La didattica in presenza è stata sostituita dalla dad, ovvero didattica a distanza, prassi comune praticamente ovunque. In Italia però non sono stati condotti studi approfonditi sulla reale efficacia della dad e delle sue conseguenze. L’unico report disponibile è quello di Ipsos-Save the Children, basato su un campione di studenti, che mostra che il 35% degli intervistati si sente più impreparato di quando andava a scuola e il 37% lamenta un peggioramento della concentrazione e dello studio.
Negli altri paesi, invece, il tema ha richiamato l’attenzione di molti centri di analisi che hanno condotto diverse ricerche. In Olanda è emerso che il ritardo nell’apprendimento della scuola primaria è stato del 20%: qui le scuole sono state chiuse per otto settimane (in Italia per dodici) e la tecnologia a disposizione delle famiglie era sicuramente migliore della nostra.

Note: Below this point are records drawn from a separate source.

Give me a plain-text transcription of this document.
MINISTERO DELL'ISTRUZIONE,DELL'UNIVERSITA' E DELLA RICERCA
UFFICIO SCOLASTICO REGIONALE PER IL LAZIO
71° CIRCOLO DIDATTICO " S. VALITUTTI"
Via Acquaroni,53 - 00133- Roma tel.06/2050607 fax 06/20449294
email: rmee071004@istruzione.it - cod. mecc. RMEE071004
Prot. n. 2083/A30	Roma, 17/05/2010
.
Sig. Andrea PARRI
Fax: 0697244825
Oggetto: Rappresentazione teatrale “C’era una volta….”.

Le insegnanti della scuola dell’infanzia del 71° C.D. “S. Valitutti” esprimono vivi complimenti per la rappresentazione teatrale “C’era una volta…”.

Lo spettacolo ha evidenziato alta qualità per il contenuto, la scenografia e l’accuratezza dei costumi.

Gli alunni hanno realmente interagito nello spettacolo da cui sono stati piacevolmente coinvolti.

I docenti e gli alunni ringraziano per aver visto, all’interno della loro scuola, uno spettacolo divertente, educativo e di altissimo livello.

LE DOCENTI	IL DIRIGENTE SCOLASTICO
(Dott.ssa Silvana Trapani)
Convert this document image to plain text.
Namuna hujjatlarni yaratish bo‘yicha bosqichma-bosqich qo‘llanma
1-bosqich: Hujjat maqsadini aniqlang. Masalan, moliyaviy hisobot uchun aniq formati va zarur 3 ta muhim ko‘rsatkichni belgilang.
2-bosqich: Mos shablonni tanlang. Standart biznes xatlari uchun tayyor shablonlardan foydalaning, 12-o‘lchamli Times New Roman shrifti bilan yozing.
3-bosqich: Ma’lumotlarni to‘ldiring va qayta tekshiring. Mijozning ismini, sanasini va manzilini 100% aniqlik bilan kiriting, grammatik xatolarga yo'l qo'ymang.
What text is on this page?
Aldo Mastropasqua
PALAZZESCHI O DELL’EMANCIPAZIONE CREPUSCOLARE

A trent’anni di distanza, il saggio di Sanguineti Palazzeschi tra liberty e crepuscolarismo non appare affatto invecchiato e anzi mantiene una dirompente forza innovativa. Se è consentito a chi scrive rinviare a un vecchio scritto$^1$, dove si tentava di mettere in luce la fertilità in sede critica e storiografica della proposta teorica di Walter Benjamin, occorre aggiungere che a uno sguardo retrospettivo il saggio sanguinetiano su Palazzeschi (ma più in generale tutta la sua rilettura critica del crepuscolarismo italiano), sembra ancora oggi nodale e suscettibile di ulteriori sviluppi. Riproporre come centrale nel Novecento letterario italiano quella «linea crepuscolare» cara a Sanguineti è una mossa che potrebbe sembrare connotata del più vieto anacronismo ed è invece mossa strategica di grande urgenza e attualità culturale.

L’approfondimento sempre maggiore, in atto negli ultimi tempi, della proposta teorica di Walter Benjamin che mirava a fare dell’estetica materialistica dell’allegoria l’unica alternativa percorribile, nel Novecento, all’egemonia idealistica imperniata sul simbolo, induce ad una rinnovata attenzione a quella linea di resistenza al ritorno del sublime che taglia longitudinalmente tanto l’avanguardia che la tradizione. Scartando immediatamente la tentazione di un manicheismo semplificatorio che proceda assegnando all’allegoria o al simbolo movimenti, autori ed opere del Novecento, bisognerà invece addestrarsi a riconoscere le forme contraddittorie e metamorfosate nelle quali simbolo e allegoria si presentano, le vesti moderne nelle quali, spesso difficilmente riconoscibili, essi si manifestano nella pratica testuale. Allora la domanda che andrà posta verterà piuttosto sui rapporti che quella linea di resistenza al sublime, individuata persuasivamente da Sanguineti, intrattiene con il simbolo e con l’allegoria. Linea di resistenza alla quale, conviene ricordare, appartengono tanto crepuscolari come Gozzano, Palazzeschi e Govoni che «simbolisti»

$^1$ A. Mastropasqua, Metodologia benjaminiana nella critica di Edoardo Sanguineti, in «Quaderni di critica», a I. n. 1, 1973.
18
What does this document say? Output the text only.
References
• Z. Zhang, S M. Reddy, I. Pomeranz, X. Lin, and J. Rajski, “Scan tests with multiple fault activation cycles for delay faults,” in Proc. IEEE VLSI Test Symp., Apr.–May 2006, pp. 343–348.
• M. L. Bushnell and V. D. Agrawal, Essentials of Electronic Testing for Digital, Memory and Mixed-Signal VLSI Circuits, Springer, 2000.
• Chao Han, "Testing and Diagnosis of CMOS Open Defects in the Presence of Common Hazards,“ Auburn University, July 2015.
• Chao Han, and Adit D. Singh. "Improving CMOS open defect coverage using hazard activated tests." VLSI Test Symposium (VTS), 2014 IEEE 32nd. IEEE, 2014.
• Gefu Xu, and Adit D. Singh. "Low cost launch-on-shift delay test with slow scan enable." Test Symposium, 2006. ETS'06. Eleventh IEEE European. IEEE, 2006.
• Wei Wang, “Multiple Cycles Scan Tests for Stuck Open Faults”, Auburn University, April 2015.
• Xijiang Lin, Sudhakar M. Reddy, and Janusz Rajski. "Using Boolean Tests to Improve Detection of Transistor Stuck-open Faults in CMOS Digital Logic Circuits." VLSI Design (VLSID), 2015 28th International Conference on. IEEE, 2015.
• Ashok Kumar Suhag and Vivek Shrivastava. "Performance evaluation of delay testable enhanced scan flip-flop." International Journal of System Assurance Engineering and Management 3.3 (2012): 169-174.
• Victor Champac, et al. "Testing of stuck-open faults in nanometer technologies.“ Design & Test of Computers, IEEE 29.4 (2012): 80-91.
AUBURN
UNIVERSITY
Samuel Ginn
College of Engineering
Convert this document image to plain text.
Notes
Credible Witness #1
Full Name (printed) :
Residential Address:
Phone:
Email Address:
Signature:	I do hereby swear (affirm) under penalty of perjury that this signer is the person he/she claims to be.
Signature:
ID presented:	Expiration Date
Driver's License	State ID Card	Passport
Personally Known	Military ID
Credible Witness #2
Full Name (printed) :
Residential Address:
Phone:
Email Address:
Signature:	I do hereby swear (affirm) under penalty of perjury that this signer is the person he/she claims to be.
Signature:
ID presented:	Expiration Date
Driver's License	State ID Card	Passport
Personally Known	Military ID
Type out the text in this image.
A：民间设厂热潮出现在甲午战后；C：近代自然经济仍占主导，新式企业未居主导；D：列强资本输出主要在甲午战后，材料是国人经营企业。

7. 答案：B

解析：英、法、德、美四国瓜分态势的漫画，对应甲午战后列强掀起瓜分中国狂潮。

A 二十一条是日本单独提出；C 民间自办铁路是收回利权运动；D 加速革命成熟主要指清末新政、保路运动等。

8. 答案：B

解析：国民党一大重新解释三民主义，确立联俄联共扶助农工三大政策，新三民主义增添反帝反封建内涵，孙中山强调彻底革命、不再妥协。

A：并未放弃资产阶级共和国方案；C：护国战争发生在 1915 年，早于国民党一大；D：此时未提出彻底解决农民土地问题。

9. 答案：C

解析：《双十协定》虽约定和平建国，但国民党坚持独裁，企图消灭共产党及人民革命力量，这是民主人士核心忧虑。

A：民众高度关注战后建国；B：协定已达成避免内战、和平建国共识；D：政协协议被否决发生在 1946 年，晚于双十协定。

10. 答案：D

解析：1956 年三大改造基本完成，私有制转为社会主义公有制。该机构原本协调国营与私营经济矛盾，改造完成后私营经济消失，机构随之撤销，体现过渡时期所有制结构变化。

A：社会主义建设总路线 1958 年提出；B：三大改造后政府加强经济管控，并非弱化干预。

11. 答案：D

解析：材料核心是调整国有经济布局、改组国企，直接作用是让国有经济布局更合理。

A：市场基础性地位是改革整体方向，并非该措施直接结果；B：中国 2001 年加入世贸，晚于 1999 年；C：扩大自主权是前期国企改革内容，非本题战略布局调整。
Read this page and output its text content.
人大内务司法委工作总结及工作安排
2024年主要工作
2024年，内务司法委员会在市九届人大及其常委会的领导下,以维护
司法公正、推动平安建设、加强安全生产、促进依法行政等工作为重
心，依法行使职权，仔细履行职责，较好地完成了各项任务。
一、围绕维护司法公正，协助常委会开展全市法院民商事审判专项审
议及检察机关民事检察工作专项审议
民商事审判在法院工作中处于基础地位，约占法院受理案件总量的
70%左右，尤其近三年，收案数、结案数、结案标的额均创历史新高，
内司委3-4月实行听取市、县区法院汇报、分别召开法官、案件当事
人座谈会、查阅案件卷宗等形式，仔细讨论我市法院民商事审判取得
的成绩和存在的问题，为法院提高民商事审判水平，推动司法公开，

In Francia i rallentamenti sono emersi principalmente nella scuola elementare nella lettura e nella scrittura, e anche nella matematica per quei bambini che provengono da contesti più difficili. In prima media il trend è stato opposto: i risultati sono migliorati, grazie ai percorsi di recupero messi a punto dal governo francese. Di questa possibilità se ne era parlato anche in Italia, ma, per mancanza di docenti, non è andata in porto.
In America la situazione sembra ancora più critica: -33% degli apprendimenti attesi in matematica e -13% in lettura, con rilevazioni ancora peggiori nelle scuole con maggioranza di studenti di colore.
Ad una carenza dell’apprendimento si aggiunge anche lo status psicologico dei ragazzi, che soffrono sempre più di ansia e solitudine. Secondo le rilevazioni di Save The Children, il 31% dei ragazzi lamenta profonda stanchezza, il 17% incertezza e preoccupazione. Uno su due si sente inoltre colpevolizzato dagli adulti per essere una delle cause del contagio.